False Bay Islands survey crew
Unusual distributions of species, unique assemblages of species, and isolated genetically distinct populations (including cryptic species) are to be expected in an archipelago. The terrestrial ecosystems of the San Juan Islands remain poorly documented, however. More significantly, the public lands that comprise roughly one-fifth of the terrestrial land mass (and nearly two hundred small uninhabited islets) are managed by more than 15 agencies without consistent habitat maps or systematic species inventories. Producing habitat maps and species distribution maps of sufficient detail and accuracy for conservation decisions is a major goal of Kwiáht for 2012-2016.
Obstacles include inconsistent state and federal habitat classification schemes, disputed or poorly defined parcel boundaries, outdated or nonexistent maps and inventories, and rapid land use change. With support of the National Fish and Wildlife Foundation, Kwiaht visited and inventoried 45 uninhabited islands in 2011-2012. Ducks Unlimited and the Bureau of Land Management have supported parcel maps and draft data layers for public lands.
Dacite core left by Coast Salish toolmaker
Species distribution data are collected continually from Kwiáht inventories of particular parcels of interest, and hundreds of corroborated landowner reports. Major target groups are bats, other small native mammals such as squirrels and shrews, amphibians, reptiles, twenty rare butterfly species including the Island Marble (Euchloe ausonides insulanus), and more than forty plant species that are rare in the islands or within Salish Sea region as a whole, such as Oxytropis monticola, which in Washington State is found on one of the San Juan Islands and in one county on the east side of the Cascade Range.

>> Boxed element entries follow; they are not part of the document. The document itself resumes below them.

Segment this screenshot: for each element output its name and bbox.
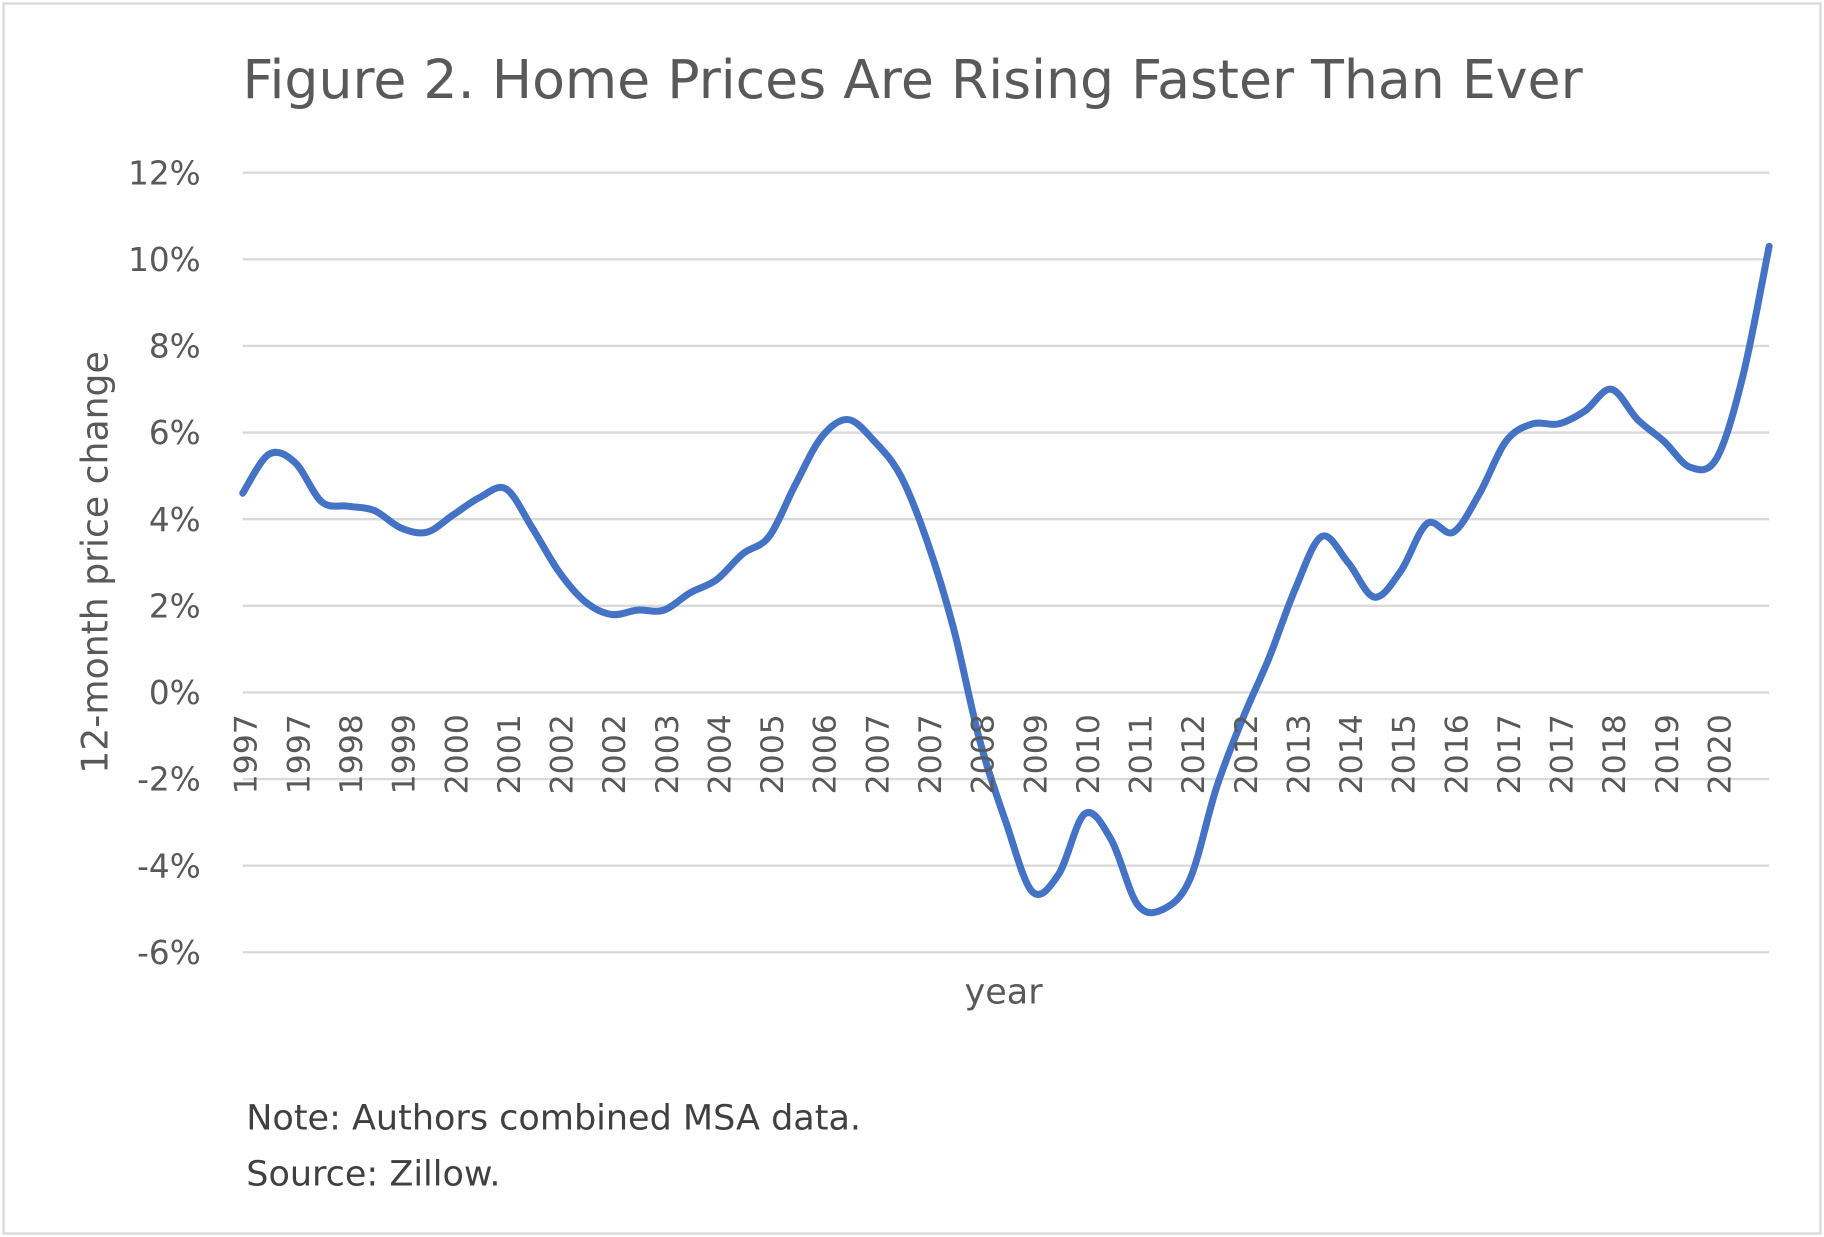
y-tick-label: -4% [137, 847, 201, 885]
series-line [239, 242, 1773, 917]
x-tick-label: 1997 [281, 714, 317, 794]
y-axis-title: 12-month price change [73, 351, 116, 773]
x-tick-label: 2018 [1597, 714, 1633, 794]
x-axis-title: year [965, 973, 1044, 1013]
x-tick-label: 2007 [860, 714, 896, 794]
y-axis-ticks: 12% 10% 8% 6% 4% 2% 0% -2% -4% -6% [128, 154, 201, 972]
x-tick-label: 2019 [1650, 714, 1686, 794]
x-tick-label: 2016 [1439, 714, 1475, 794]
x-tick-label: 1998 [334, 714, 370, 794]
x-tick-label: 2003 [650, 714, 686, 794]
x-tick-label: 2000 [439, 714, 475, 794]
x-tick-label: 2008 [966, 714, 1002, 794]
x-tick-label: 1999 [387, 714, 423, 794]
y-tick-label: -2% [137, 761, 201, 799]
x-tick-label: 2001 [492, 714, 528, 794]
x-tick-label: 2002 [545, 714, 581, 794]
x-tick-label: 2010 [1071, 714, 1107, 794]
x-tick-label: 2006 [808, 714, 844, 794]
chart-title: Figure 2. Home Prices Are Rising Faster … [243, 48, 1584, 111]
x-tick-label: 2017 [1545, 714, 1581, 794]
y-tick-label: 8% [149, 328, 201, 366]
x-axis-ticks: 1997 1997 1998 1999 2000 2001 2002 2002 2003 2004… [229, 714, 1739, 794]
y-tick-label: -6% [137, 934, 201, 972]
x-tick-label: 2014 [1334, 714, 1370, 794]
x-tick-label: 1997 [229, 714, 265, 794]
x-tick-label: 2012 [1176, 714, 1212, 794]
x-tick-label: 2004 [702, 714, 738, 794]
x-tick-label: 2009 [1018, 714, 1054, 794]
y-tick-label: 0% [149, 674, 201, 712]
note-text: Note: Authors combined MSA data. [246, 1099, 861, 1139]
x-tick-label: 2017 [1492, 714, 1528, 794]
y-tick-label: 4% [149, 501, 201, 539]
x-tick-label: 2002 [597, 714, 633, 794]
x-tick-label: 2012 [1229, 714, 1265, 794]
x-tick-label: 2020 [1703, 714, 1739, 794]
x-tick-label: 2005 [755, 714, 791, 794]
gridlines [242, 171, 1770, 954]
y-tick-label: 10% [128, 241, 201, 279]
x-tick-label: 2015 [1387, 714, 1423, 794]
x-tick-label: 2011 [1124, 714, 1160, 794]
source-text: Source: Zillow. [246, 1155, 500, 1195]
x-tick-label: 2007 [913, 714, 949, 794]
x-tick-label: 2013 [1281, 714, 1317, 794]
y-tick-label: 2% [149, 587, 201, 625]
y-tick-label: 12% [128, 154, 201, 192]
y-tick-label: 6% [149, 414, 201, 452]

Habitat maps are most useful if they are updated frequently with field monitoring data so that they remain accurate and can detect ecological trends; and include historical data for understanding the changing processes that created the particular species assemblages we observe today. At Kwiáht, historical change analysis draws on extensive archaeological data (locations of sites, and surface counts of faunal remains); published and unpublished ethnographic interviews conducted by Wayne Suttles, Sally Snyder and others from 1910 to the 1960s; field notes, letters, and collections by C.B.R. Kennerly and George Gibbs, who cooperatively inventoried wildlife and marine life in the islands in 1857-1861; the earliest nautical and topographic maps from 1842 to the 1890s; and aerial and landscape photographs in private collections and local history museums.
Salmon collected by Kennerly 1859
A parallel goal of Kwiáht's historical change research is connecting island children with historical sites and local archives, including maps and photographic collections that can be used to reconstruct past landscapes. The Orcas Island Historical Museum is a partner in re-discovering historical landscapes and ecosystems. Kwiáht also used GIS and spatial analysis of ecosystem processes as a focus for school science programs, and for our 21st Century Youth Conservation Service initiative.